Being the tinfoil hat weirdo I am, I usually uncheck the box that says "allow anonymous reporting to Google of blah blah" after doing a factory reset. This particular time however, I forgot, and now I'm not getting those popups for permission checks. Is there a place in Settings where I can uncheck that and see if that's the problem? For the life of me, I cannot find it.
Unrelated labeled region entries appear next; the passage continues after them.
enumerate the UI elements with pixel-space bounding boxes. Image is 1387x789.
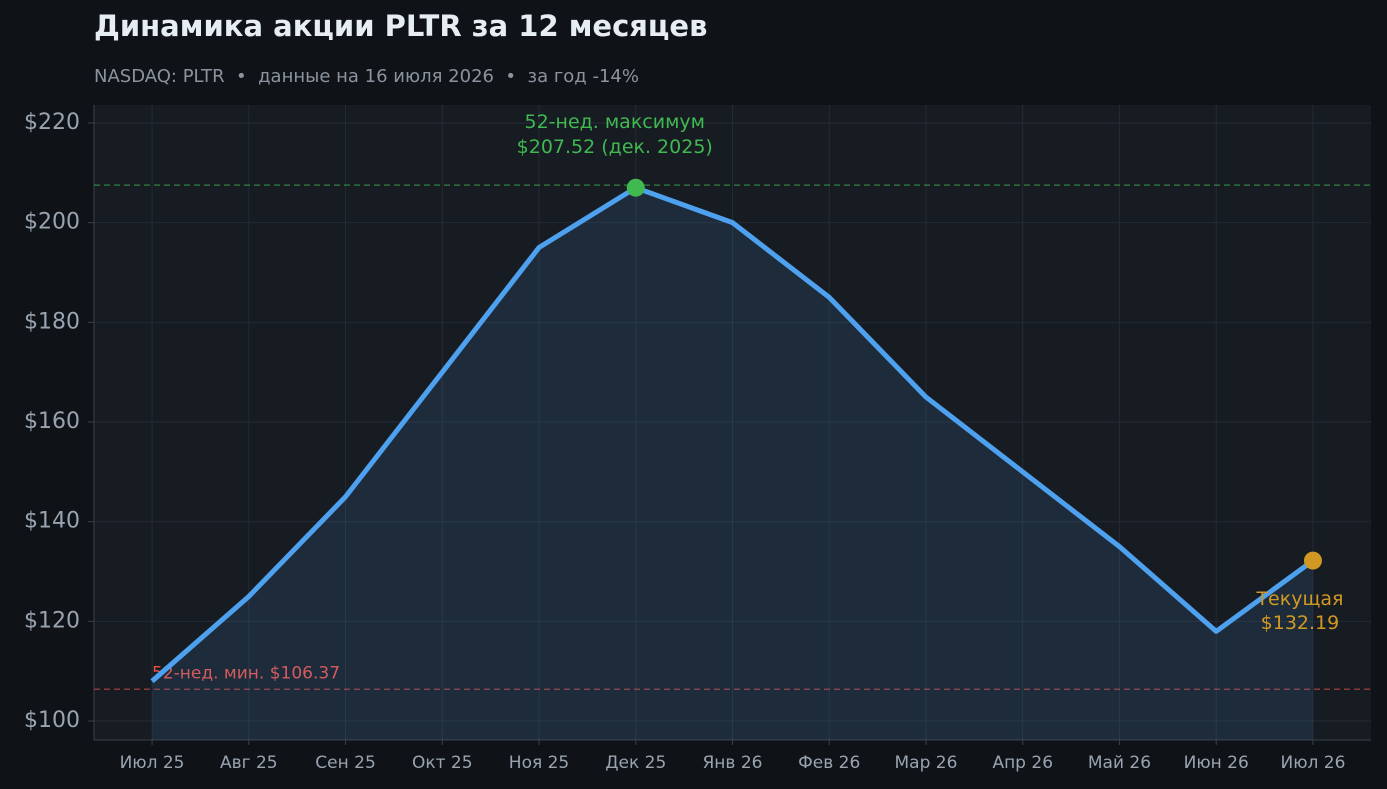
area: [152, 187, 1313, 741]
line: [150, 185, 1315, 684]
highlight-label: $207.52 (дек. 2025): [517, 136, 713, 158]
x-tick-label: Май 26: [1088, 753, 1151, 773]
x-tick-label: Мар 26: [895, 753, 958, 773]
y-tick-label: $220: [24, 110, 80, 135]
x-tick-label: Авг 25: [220, 753, 278, 773]
x-tick-label: Сен 25: [315, 753, 375, 773]
y-tick-label: $120: [24, 608, 80, 633]
chart-title: Динамика акции PLTR за 12 месяцев: [94, 9, 707, 43]
chart-subtitle: NASDAQ: PLTR • данные на 16 июля 2026 • …: [94, 66, 639, 87]
x-tick-label: Ноя 25: [509, 753, 569, 773]
x-tick-label: Апр 26: [992, 753, 1053, 773]
x-tick-label: Июл 25: [120, 753, 185, 773]
y-tick-label: $200: [24, 210, 80, 235]
x-tick-label: Дек 25: [605, 753, 666, 773]
x-tick-label: Янв 26: [703, 753, 763, 773]
x-tick-label: Окт 25: [412, 753, 473, 773]
highlight-point: [1303, 551, 1322, 570]
reference-label: 52-нед. мин. $106.37: [152, 663, 340, 683]
y-tick-label: $180: [24, 309, 80, 334]
x-tick-label: Фев 26: [798, 753, 860, 773]
highlight-point: [626, 178, 645, 197]
highlight-label: $132.19: [1261, 612, 1340, 634]
highlight-label: Текущая: [1255, 588, 1343, 610]
y-tick-label: $140: [24, 509, 80, 534]
y-tick-label: $100: [24, 708, 80, 733]
highlight-label: 52-нед. максимум: [524, 111, 705, 133]
x-tick-label: Июн 26: [1184, 753, 1249, 773]
x-tick-label: Июл 26: [1280, 753, 1345, 773]
y-tick-label: $160: [24, 409, 80, 434]
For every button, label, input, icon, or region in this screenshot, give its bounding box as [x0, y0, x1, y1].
For the record, I have tried: 400 reboots, Clearing all data and SD card cache, and clearing data in Google Services Framework. I have also tried going into /data/app/ and changing the permissions on Chrome to Phone myself with Root Explorer, to no avail. It's not that I care that much about this app, it's just that this is driving me crazy, and I feel like this is going to be a problem down the road. If I have to, I'll do a data wipe, just...gross.

Any ideas?


----------



## DroidSloth (Jun 14, 2011)

I'm having the same problem. There are a few other minor things that I can't get to connect, I figure it will be fixed in a future nightly build.


----------



## mph122074 (Jun 18, 2011)

I am having the same problem on my thunderbolt. Thought it was my ROM but looks like it might be more then that now...


----------



## PatHoge (Jun 7, 2011)

Maybe Settings - Applications - Manage Applications and then clear data/cache for Chrome to Phone? Worth a shot.


----------



## tllippert (Jun 9, 2011)

It's not been working for me over the last several days and I'm on Liberty v.08.. hum, wonder if it's a google problem..


----------



## PatHoge (Jun 7, 2011)

tllippert said:


> It's not been working for me over the last several days and I'm on Liberty v.08.. hum, wonder if it's a google problem..


Nah, mine works instantly. On Apex RC2.


----------